First, extract the data relevant to you from the node, such as all information about certain smart contracts or the whole blockchain history beginning at a given point in time. The issue of how quickly you want to retrieve incoming blocks is of particular significance.
While it is certainly advantageous to keep up to date rapidly, you may encounter chain reorganizations on occasion. This happens when a client node discovers a new difficulty-longest well-formed blockchain that excludes one or more blocks that the client had previously assumed were part of the longest blockchain. These omitted blocks become orphans, and the data stored inside them must be cleansed from or at least marked in the index.
During the transformation process, you should probably make the data human-readable. Examples include labeling Ethereum accounts of known provenance (exchange wallets, smart contract names, etc.) and retrieving smart contract thanks to Application Binary Interfaces (ABI).
To match the raw data to the clear text labels, you'll need to use some sort of mapping. This might also imply obtaining previous pricing information for ERC-20 tokens and integrating the timestamp with the correct block height. That would be required to quantify value transfer transactions in fiat currencies, an example of enhancing blockchain data with external sources.
This data must then be placed into a database and indexed to ensure optimal query performance. Depending on the technology used, this procedure may take time and include several processes. You can now read from a database index considerably faster and begin looking into the blockchain data.
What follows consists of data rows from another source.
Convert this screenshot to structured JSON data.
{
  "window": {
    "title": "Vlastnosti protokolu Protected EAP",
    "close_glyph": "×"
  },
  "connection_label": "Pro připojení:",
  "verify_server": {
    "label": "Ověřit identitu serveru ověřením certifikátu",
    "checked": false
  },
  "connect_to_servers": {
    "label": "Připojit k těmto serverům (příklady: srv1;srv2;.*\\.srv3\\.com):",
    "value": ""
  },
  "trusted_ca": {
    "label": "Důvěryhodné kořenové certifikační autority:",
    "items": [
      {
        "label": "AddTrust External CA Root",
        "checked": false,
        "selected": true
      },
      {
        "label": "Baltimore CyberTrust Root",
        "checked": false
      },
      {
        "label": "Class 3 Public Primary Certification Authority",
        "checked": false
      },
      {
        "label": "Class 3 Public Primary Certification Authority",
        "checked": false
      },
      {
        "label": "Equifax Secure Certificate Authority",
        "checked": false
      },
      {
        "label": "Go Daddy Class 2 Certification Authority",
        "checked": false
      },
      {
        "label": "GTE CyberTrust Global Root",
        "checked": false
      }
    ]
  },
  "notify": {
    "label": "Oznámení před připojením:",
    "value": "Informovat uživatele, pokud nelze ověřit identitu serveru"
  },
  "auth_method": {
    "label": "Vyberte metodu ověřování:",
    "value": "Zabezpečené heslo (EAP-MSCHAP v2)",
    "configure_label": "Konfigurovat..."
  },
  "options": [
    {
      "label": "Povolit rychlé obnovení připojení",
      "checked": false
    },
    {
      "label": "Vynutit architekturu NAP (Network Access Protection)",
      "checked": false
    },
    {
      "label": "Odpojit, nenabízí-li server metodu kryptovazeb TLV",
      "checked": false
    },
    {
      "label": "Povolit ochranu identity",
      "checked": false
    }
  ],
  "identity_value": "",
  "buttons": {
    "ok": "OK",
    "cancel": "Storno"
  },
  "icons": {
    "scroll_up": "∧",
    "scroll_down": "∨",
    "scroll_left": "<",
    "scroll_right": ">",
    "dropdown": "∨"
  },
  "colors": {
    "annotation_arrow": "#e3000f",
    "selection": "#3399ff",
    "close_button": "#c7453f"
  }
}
While the Ethereum Virtual Machine (EVM) has been foundational to Ethereum’s architecture, the future beckons with the possibility of incorporating a broader range of programming languages and technologies. Ethereum's exploration into environments like WebAssembly (Wasm) could revolutionize smart contract development by enabling compilation from multiple languages, not limited to Rust. This adaptability allows developers the flexibility to employ languages they are already proficient in, moving beyond the necessity of learning Solidity.
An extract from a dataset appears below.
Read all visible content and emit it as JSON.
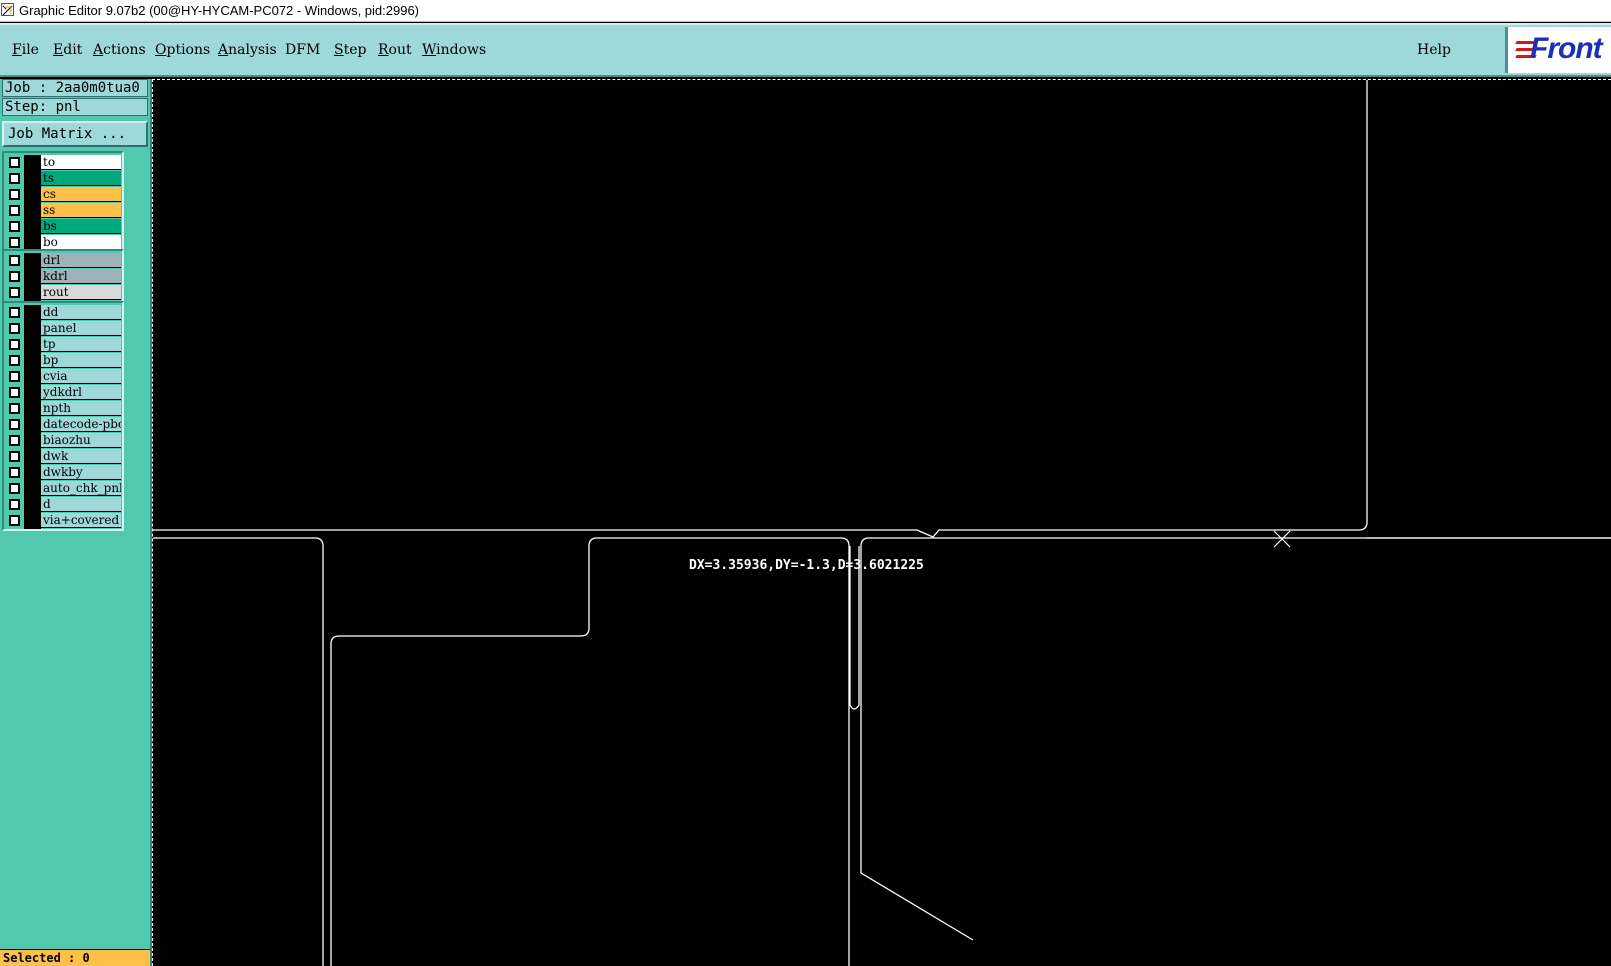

The integration of languages with robust safety and performance features, such as Rust, certainly presents exciting prospects due to its famed memory safety. However, the broader perspective includes leveraging any advanced technology that enhances performance, security, and developer accessibility. As Ethereum evolves with developments like sharding, the ease and efficiency of handling blockchain data are set to improve significantly, paving the way for a more robust and versatile platform.
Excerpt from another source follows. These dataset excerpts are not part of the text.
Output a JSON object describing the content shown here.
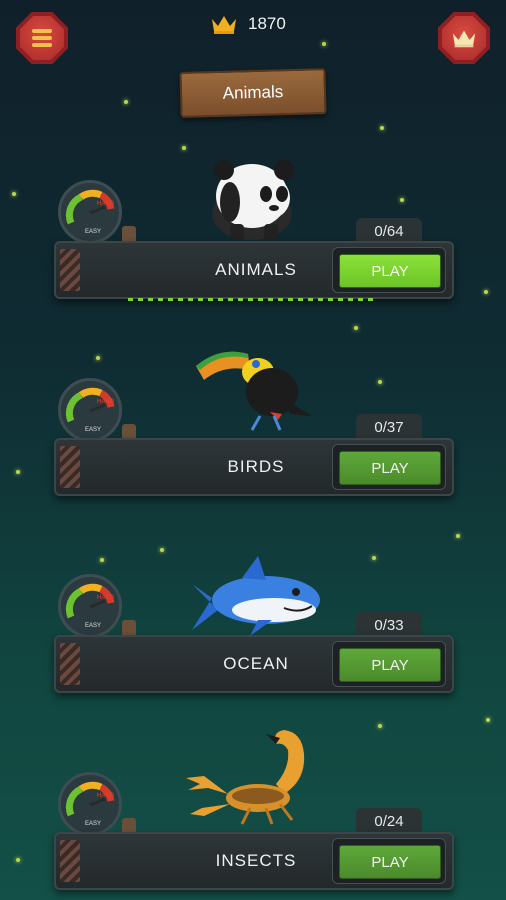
{
  "header": {
    "score": "1870",
    "category_title": "Animals"
  },
  "categories": [
    {
      "name": "ANIMALS",
      "progress": "0/64",
      "play": "PLAY",
      "gauge_low": "EASY",
      "gauge_high": "HARD"
    },
    {
      "name": "BIRDS",
      "progress": "0/37",
      "play": "PLAY",
      "gauge_low": "EASY",
      "gauge_high": "HARD"
    },
    {
      "name": "OCEAN",
      "progress": "0/33",
      "play": "PLAY",
      "gauge_low": "EASY",
      "gauge_high": "HARD"
    },
    {
      "name": "INSECTS",
      "progress": "0/24",
      "play": "PLAY",
      "gauge_low": "EASY",
      "gauge_high": "HARD"
    }
  ],
  "icons": {
    "menu": "menu-icon",
    "crown": "crown-icon",
    "gauge": "difficulty-gauge-icon"
  },
  "colors": {
    "play_active": "#7ad030",
    "play": "#4f8f2e",
    "button_red": "#b8302e",
    "crown_gold": "#f2b020"
  }
}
These advancements in Ethereum’s technological framework could significantly widen its appeal and utility, fostering a more inclusive and innovative blockchain community.
Ethereum offers a complex but profoundly impactful framework for developing and deploying decentralized applications. Understanding its components, from the EVM to data extraction methods, is crucial for leveraging its full potential. As Ethereum continues to evolve, notably with sharding and potential new programming paradigms, its influence across industries is bound to grow.